Hier jedoch hat man immer wieder einen anderen Geschmack in der Nase. Es mischt sich süßlich der Geruch von Elefantenkot und der fruchtige gärende Geschmack der Früchten mit unserem eigenen Schweißgeruch, der nicht zu verleugnen ist. Es ist fürchterlich schwül und selbst wenn man nur herumsteht tropfen einem die Schweißperlen an der Nasenspitze herunter.
Es klingt lächerlich, aber es scheint abzukühlen wenn man sich bewegt!
Ich erinnere mich an die Geschichte von dem Kamel, das durch die Wüste rennt und irgendwann Tod umfällt …..Es ist weder verdurstet noch vor Erschöpfung gestorben.

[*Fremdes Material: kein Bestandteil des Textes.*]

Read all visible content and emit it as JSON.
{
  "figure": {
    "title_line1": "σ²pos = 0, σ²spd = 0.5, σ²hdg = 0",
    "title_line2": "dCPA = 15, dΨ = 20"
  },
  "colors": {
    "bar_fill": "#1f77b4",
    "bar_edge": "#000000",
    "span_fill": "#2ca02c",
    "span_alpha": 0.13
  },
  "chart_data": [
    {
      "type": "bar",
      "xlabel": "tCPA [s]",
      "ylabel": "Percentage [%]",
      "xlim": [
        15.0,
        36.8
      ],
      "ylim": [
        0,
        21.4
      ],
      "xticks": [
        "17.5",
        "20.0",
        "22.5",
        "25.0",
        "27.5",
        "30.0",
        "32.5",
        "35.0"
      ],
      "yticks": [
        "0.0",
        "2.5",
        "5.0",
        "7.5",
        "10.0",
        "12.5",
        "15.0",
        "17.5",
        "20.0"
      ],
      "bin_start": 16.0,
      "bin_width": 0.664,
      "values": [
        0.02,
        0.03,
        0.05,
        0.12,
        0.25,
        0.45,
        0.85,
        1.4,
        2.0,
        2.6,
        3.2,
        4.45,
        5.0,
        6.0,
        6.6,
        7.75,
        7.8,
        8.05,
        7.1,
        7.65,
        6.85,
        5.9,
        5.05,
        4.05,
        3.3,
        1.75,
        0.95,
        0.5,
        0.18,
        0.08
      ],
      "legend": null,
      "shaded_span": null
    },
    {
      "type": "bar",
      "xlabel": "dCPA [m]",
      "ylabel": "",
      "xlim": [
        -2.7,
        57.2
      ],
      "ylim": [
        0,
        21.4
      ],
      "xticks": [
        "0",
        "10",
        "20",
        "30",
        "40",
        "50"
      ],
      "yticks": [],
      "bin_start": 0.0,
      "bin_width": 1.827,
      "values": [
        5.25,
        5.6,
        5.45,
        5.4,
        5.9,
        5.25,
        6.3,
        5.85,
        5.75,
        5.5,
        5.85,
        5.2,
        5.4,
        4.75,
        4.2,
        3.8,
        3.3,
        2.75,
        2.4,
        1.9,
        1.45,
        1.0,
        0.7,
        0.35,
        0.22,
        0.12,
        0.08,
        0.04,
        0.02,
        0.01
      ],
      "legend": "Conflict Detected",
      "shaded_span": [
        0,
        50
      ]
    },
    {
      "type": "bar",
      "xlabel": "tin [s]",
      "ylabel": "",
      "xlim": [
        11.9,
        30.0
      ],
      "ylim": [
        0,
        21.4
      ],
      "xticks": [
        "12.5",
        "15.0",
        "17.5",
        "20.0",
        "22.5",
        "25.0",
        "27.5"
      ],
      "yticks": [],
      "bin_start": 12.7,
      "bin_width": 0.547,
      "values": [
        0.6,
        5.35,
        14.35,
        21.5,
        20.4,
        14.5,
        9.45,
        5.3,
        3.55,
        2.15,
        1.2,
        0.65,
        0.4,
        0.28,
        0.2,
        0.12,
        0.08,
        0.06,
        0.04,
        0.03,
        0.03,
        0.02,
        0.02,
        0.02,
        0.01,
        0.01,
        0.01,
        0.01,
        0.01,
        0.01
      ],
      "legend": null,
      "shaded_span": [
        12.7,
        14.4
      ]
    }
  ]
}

Nein es ist erfroren
Wir sind nun knapp 2 Stunden unterwegs. Schweigsam ohne ein Wort. Nur Handzeichen und leises Flüstern sind erlaubt und auch ein leises Auftreten ohne Ästeknacken wäre schön. Ggilain bleibt immer wieder unverhofft stehen und horcht. Manchmal hat er Spuren entdeckt. Vermutlich sieht er ständig Spuren und zeigt uns nur die wirklich Wichtigen.
Dieser Mann ist unfassbar. Nie habe ich einen solch guten Fährtensucher gesehen. Noch nicht einmal in den Karl May Filmen waren die so gut wie er!
Plötzlich über uns ein Geräusch, das uns sofort an Jurassic Park erinnert, als der Flugsaurier über den Köpfen kreist. Flapp, flapp, flapp, ssssssss. Genau dieses Geräusch ist es, wir sind uns sicher! Unglaublich laut halt es zu uns herunter. Weit oben in den Baumwipfeln fliegt ein riesiger Hornvogel aufgeschreckt davon.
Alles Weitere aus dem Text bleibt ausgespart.